Canonical has thus far proved that it can be safe, but they're also a massive organization that is locking this feature for $200/yr for any commercial use.
It would be neat if such patches could retroactively replace tagged functions that have identical sematics so that means it would automatically get backported without extra effort from the maintainers.
$200/year is peanuts for any commercial use worth the name. The problem, of course, is the whole non-free infrastructure it has to introduce.
I wonder when large and critical OSS projects will start to be seen as a public good they are, with large corporations willingly financing them because not doing so is bad PR.
But I absolutely belive we should have a method for changing kernel configuration (e.g. kernel module blacklists) and syscall firewalls and alike.

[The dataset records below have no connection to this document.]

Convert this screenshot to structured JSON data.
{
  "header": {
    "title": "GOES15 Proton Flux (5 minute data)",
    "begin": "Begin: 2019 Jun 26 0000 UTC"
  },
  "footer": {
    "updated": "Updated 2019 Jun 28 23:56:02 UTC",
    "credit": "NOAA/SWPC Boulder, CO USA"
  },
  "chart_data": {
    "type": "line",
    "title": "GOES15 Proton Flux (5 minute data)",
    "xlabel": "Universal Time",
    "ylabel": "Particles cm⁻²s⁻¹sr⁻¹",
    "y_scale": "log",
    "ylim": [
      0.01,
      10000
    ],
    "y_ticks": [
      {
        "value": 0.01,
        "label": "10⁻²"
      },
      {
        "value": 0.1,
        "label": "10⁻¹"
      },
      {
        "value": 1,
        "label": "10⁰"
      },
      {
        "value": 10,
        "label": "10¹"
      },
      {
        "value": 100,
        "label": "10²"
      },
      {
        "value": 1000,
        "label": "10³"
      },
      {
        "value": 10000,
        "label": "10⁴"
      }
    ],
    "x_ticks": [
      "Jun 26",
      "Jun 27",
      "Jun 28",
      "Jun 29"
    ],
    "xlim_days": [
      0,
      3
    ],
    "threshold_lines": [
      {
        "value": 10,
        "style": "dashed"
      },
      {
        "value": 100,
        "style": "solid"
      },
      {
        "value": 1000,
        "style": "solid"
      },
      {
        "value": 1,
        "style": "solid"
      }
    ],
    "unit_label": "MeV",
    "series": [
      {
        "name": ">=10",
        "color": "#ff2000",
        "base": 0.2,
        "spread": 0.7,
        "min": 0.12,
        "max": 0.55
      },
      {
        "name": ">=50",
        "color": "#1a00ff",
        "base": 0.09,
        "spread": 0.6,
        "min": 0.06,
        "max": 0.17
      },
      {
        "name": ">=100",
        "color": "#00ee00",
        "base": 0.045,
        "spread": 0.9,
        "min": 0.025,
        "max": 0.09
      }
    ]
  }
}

Attacks are still possible, but if we look at xz backdoor attack[1] it was insanely complicated attack and it still failed. Its fail doesn't look promising, attack could succeed just the attacker was unlucky. Still it shows that the success is not guaranteed.
Theoretically npm can be improved in this way, if there were a separate "distro" for packaged, with dedicated maintainers for packages, who don't write code, just pull it from a mainstream and review it. It is not being done because of tragedy of commons, not because it is impossible.
[1] https://en.wikipedia.org/wiki/XZ_Utils_backdoor
I think we can learn many lessons from the recent SNAFUs before going all wild on auto-patching.
One lesson for example is that you shouldn't compile into the kernel modules that only about 0.00001% of all Linux installations out there are ever going to use.
Another lesson is that even if the modules are compiled, but not into the kernel, they should probably be blacklisted (preventing them from loading) by default and only removed from the blacklist by people who really know they'll need these rarely used modules.
We're way past the "but it needs to work on all cases": we're now into the "users installing our distro are getting hacked left and right" territory.
In any case I think many things can be done before Linux distros reproduce the "security" practices of the NPM ecosystem.
Are we? Are users actually getting hacked, or have they theoretically been exposed to problems that could allow local privileged escalation if exploited but that nobody's seen used in the wild?
(Edit: To be clear, I'm skeptical but this isn't a completely rhetorical question. If there are actual reports of these vulns causing problems, that would strongly incentivize a stronger response.)
Perhaps we should tend toward the first.
For Gentoo, of course, "just recompile the kernel as desired" is more reasonable, though they have binary packages including for the kernel and I don't see why the same idea shouldn't work there.
With Gentoo I believe it is more fun, because of all the options gentoo provides out of a box. More kernels, more work to do.
Not all these directories are different kernel packages, but anything with -kernel or -sources at the end is.